A Mill, a Railroad and a Community

The Sutherland Steam Mill was established in the early part of the 1890s by Alexander Sutherland. Mr. Sutherland, a carriage maker by trade, was approximately 30 years of age at the time.

The site at Denmark, Colchester Co., was ideal since the coming of the railway in 1890 had sparked the growth of this small community.

The first mill was a portable unit supplied by George White and Sons of London, Ontario and was destroyed by fire before it was completed. A new mill was started and finally finished in 1894. This is the mill we see today.

Soon brother Thomas joined Alexander and concentrated on his specialty of house building. Examples of Thomas Sutherland's work in the Denmark area include the Alexander Sutherland house & the Community hall. A 1902 directory advertisement bills the company as "Sutherland Bros, & Co., sash and door factory". By this time the industry was producing carriages and sleighs, windows and doors and providing general woodworking and custom work services.

Generally the business employed 4 to 5 people on a year-round basis with an extra 9 hands hired on for the spring cut when the logs which had been delivered by farmers over the winter were sawn. The capacity of the sawmill was up to 12,000 bd. ft per day. Employees were paid $1.00 for a 10-hour day, six days per week.

The Sutherland Mill was a small community industry catering, for the most part, to a local market by processing local raw material. Logs were supplied from the community and the work force came from the neighborhood. Early account books document the operation of a barter system where logs were exchanged for lumber and other materials or services of the mill were exchanged for farm produce.

In 1900, the mill supplied the Brule Foundry with wood for school desks. The iron castings for the desks had been made at the foundry and the desks were supplied to the local school.

Much of the equipment in the mill was built by Alexander Sutherland. Examples include a table saw, cut off saw, mortising machine, 2 band saws, a belt sander, horizontal borer, a disk and drum sander and a lathe. A blacksmith shop was maintained on the mill site where repairs and fabrications could be carried out. The nearby Brule Foundry was a convenient source of cast parts made from molds crafted by Alexander Sutherland.

The sawmill equipment installed in 1952 was built by Oxford Foundry Ltd. Of Cumberland Co. Other machinery in the mill was built in Ontario or elsewhere and almost always purchased secondhand.

Like the woodworking and sawmill equipment, much of the steam equipment had local origins.
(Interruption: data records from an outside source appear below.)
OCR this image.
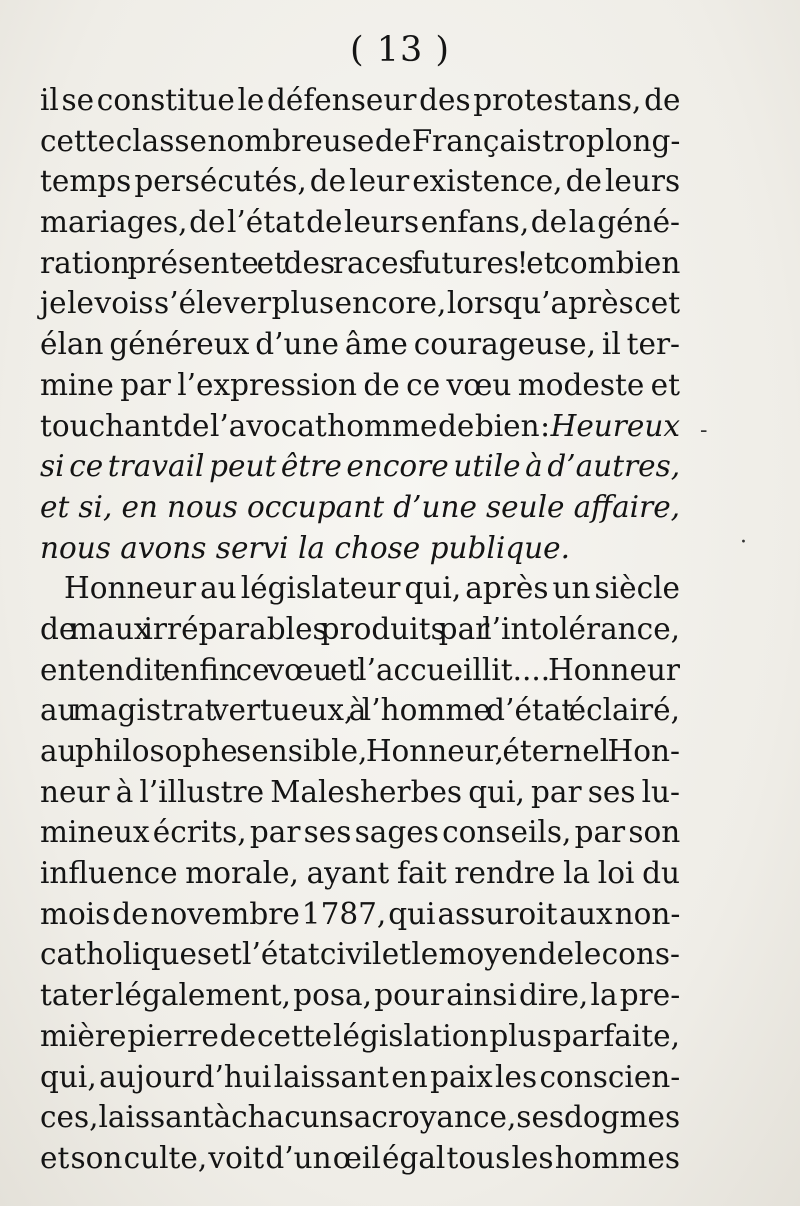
( 13 )
il se constitue le défenseur des protestans, de
cette classe nombreuse de Français trop long-
temps persécutés, de leur existence, de leurs
mariages, de l’état de leurs enfans, de la géné-
ration présente et des races futures ! et combien
je le vois s’élever plus encore, lorsqu’après cet
élan généreux d’une âme courageuse, il ter-
mine par l’expression de ce vœu modeste et
touchant de l’avocat homme de bien : Heureux
si ce travail peut être encore utile à d’autres,
et si, en nous occupant d’une seule affaire,
nous avons servi la chose publique.
Honneur au législateur qui, après un siècle
de maux irréparables produits par l’intolérance,
entendit enfin ce vœu et l’accueillit.... Honneur
au magistrat vertueux, à l’homme d’état éclairé,
au philosophe sensible, Honneur, éternel Hon-
neur à l’illustre Malesherbes qui, par ses lu-
mineux écrits, par ses sages conseils, par son
influence morale, ayant fait rendre la loi du
mois de novembre 1787, qui assuroit aux non-
catholiques et l’état civil et le moyen de le cons-
tater légalement, posa, pour ainsi dire, la pre-
mière pierre de cette législation plus parfaite,
qui, aujourd’hui laissant en paix les conscien-
ces, laissant à chacun sa croyance, ses dogmes
et son culte, voit d’un œil égal tous les hommes
-
·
The boiler was built by I. Matheson & Sons of New Glasgow.

The large steam engine used to power the sawmill was purchased in the 1890s from a failed copper mine at Waugh's River.
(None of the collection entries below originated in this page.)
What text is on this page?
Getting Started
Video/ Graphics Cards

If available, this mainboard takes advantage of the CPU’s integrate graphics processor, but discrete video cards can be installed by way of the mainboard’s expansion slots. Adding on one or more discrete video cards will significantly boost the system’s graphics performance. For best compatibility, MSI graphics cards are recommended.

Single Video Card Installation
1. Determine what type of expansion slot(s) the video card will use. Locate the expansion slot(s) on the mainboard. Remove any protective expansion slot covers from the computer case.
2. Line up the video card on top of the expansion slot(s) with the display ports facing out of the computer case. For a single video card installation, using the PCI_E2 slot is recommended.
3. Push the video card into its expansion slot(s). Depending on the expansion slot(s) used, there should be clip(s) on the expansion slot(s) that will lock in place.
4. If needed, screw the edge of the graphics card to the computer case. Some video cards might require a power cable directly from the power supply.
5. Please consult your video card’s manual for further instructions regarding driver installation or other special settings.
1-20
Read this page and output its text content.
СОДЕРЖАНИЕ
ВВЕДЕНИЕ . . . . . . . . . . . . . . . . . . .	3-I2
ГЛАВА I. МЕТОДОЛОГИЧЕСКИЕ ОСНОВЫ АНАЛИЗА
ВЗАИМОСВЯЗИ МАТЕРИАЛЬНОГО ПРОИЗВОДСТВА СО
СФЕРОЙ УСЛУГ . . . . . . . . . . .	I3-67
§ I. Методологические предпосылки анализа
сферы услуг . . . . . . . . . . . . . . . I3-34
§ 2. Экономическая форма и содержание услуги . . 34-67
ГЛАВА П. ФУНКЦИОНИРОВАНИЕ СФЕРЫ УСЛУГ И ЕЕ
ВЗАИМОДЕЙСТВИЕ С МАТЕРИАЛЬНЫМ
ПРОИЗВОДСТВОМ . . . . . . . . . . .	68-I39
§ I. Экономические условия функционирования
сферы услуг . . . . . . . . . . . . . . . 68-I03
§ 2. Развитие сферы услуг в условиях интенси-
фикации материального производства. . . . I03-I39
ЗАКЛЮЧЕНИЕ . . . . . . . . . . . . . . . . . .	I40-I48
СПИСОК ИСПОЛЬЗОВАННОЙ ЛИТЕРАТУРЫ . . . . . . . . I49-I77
The Robb engine which powers the woodworking shop was built in Amherst.

It was bought from Robb in 1904 by James Eastwood, a jeweler in New Glasgow. Wilfred Sutherland purchased it from a fish plant in 1951. A small engine in the mill which is used to pump water for the boiler was made by a cousin of Alexander Sutherland in Westville to power a metal turning lathe.

During the Second World War, the company participated in the export trade to England and shipped lumber by rail to Pictou where it was loaded on freighters for overseas. After the war, there was a boom in lumber and mill work for cottage construction in the Brule Shore area.
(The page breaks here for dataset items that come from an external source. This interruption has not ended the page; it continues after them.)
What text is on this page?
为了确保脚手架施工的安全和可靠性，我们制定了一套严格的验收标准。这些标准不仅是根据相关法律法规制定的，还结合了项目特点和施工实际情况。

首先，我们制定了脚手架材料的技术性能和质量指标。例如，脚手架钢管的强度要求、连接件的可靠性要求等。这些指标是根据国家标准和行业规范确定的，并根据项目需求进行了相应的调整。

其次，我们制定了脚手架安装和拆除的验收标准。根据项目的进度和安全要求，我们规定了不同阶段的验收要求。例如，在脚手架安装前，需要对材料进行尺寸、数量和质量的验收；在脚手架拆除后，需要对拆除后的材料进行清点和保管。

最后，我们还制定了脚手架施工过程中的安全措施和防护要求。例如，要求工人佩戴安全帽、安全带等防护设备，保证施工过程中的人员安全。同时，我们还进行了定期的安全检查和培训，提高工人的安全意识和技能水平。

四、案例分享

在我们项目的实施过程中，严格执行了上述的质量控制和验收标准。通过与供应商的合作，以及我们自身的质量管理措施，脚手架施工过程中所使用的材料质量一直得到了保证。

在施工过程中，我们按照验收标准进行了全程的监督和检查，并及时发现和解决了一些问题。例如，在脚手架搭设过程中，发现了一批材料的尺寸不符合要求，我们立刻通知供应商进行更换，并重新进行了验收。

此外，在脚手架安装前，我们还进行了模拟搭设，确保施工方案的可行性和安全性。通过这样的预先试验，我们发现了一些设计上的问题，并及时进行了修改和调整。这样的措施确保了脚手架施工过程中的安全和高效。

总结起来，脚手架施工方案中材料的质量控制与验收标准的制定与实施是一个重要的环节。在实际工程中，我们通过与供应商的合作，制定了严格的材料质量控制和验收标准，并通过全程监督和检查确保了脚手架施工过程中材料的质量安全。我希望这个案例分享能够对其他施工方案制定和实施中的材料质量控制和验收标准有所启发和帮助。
In later years, building supplies such as asphalt brick siding and metal roofing were retailed from the mill.

In 1958 the mill was closed. At this time, the mill was being operated by Wilfred Sutherland, son of Alexander, who had joined the firm in 1930 at age 16.

The Nova Scotia Museum purchased the mill in 1975. After extensive repair and preparations the mill was opened to the public in 1979.